Arifin C. Noer, penulis dan sutradara
teater tahun 80-an menyebut arsitek di era pembangunanisme (developmentalism) Orde Baru sebagai
arsitek borjuis (dalam Eko Budihardjo, 1985). Borjuis atau borgeoisie dapat berarti suatu gaya hidup kelas menengah kota, yang
beruntung atau diuntungkan oleh sistim pasar bebas terutama di sektor properti,
sehingga mapan secara ekonomi. Sementara budaya kota itu sendiri merupakan
bangunan masyarakat industri pasca runtuhnya sistim feodal masyarakat Eropa oleh
Revolusi Industri sekira akhir abad 18 dan awal abad 19.
Kritik pak Eko 20 tahun lalu itu
memotivasi banyak arsitek-arsitek muda dekade tahun 2000-an untuk mengembangkan
paradigma pembangunan manusia dan lingkungan. Beberapa nama yang pantas disebut
di antaranya Eko Praworo dkk. yang mewarisi pemikiran arsitek kampung Kali Code
Yogyakarta, dan Marco Kusumawijaya dkk. yang terlibat mendesain proyek
relonstruksi pemukiman berbasis warga di Aceh pasca gempa dan tsunami. Arkom
Jogja sendiri dibangun dari arsitek muda di antaranya, Yuli Kusworo dan Andrea
Fitrianto (Cak-cak). Yang terakhir ini kemudian tergabung dalam Jejaring
Arsitek Komunitas Asia (CAN), yang
berpusat di Bangkok.
Arena Kampung Kota
Meski belum terdefinisikan secara baku,
para pegiat arsitek komunitas atau community
architect memaknai gerakannya sebagai aktivitas individual maupun kelompok yang
belajar dan bekerja bersama komunitas berkaitan dengan persoalan aktual warga
seputar hak atas atas pemukiman dan lingkungan hidup yang sehat. Arkom
mengandalkan teknik pemetaan, perancangan dan pembangunan partisipators. Dengan
pendekatan komunitas, tidak berarti Arkom mengabaikan relasi perorangan (private). Output yang dihasilkan dari
proses bekerjasama komunitas ini, sebuah dokumen dan desain alternatif dari
yang exist. Itulah sebabnya, gerakan
arsitek komunitas senantiasa berkolaborasi dengan organisasi komunitas, LSM,
dan pemerintah kota, dengan tujuan mempengaruhi dan atau mengubah kebijakan
pemerintah yang eksklusif menjadi inklusif bagi warga.

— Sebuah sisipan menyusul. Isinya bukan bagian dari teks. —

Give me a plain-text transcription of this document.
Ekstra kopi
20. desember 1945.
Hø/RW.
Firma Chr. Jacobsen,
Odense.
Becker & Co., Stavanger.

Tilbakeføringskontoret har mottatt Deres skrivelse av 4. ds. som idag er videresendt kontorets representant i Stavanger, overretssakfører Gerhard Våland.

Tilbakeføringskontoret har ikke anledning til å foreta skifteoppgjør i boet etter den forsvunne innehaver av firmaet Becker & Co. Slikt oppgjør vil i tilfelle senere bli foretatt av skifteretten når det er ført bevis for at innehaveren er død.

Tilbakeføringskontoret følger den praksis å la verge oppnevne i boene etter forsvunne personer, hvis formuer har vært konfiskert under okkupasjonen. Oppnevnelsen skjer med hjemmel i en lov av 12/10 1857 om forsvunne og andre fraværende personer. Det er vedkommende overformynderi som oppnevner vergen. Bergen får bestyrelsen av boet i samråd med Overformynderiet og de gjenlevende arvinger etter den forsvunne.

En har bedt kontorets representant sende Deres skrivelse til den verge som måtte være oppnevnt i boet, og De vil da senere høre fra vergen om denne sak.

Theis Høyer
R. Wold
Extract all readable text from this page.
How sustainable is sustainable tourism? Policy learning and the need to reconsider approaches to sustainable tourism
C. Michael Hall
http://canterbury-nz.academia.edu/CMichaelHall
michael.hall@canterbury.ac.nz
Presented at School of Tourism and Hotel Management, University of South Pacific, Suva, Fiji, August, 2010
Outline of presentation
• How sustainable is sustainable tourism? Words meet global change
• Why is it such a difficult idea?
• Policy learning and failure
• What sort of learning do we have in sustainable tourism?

Pengertian kampung-kota dalam Kampung
Perkotaan (Johny A. Khusyairi dkk, Universitas Ailangga( 2011) merujuk pada
suatu habitat hidup yang khas, semacam “ruang sosial terbatas” yang membentuk
pengalaman subjektif orang-orang dan kelembagaan di dalamnya. Mereka
mempersepsi kota sebagai
“ruang sosial tak terbatas”, yang memuat semua bentuk dan praktek kekuatan
struktural – aparatur birokrasi, elit politik, pengusaha, termasuk kebijakan
pemerintah, paradigma pembangunan, ideologi dan gaya hidup dominan. Problematik
‘kampung-kota’ (urban-kampong) inilah
yang menantang sekaligus membentuk profesi arsitek komunitas. Para ‘arkomers’,
istilah yang sering digunakan aktivis Arkom Jogja adalah orang-orang kota, produk
sekolahan, yang memilih jalan meninggalkan tradisi akademiknya. Mereka pergi
untuk kembali ke komunitas di perkotaan dan pedesaan.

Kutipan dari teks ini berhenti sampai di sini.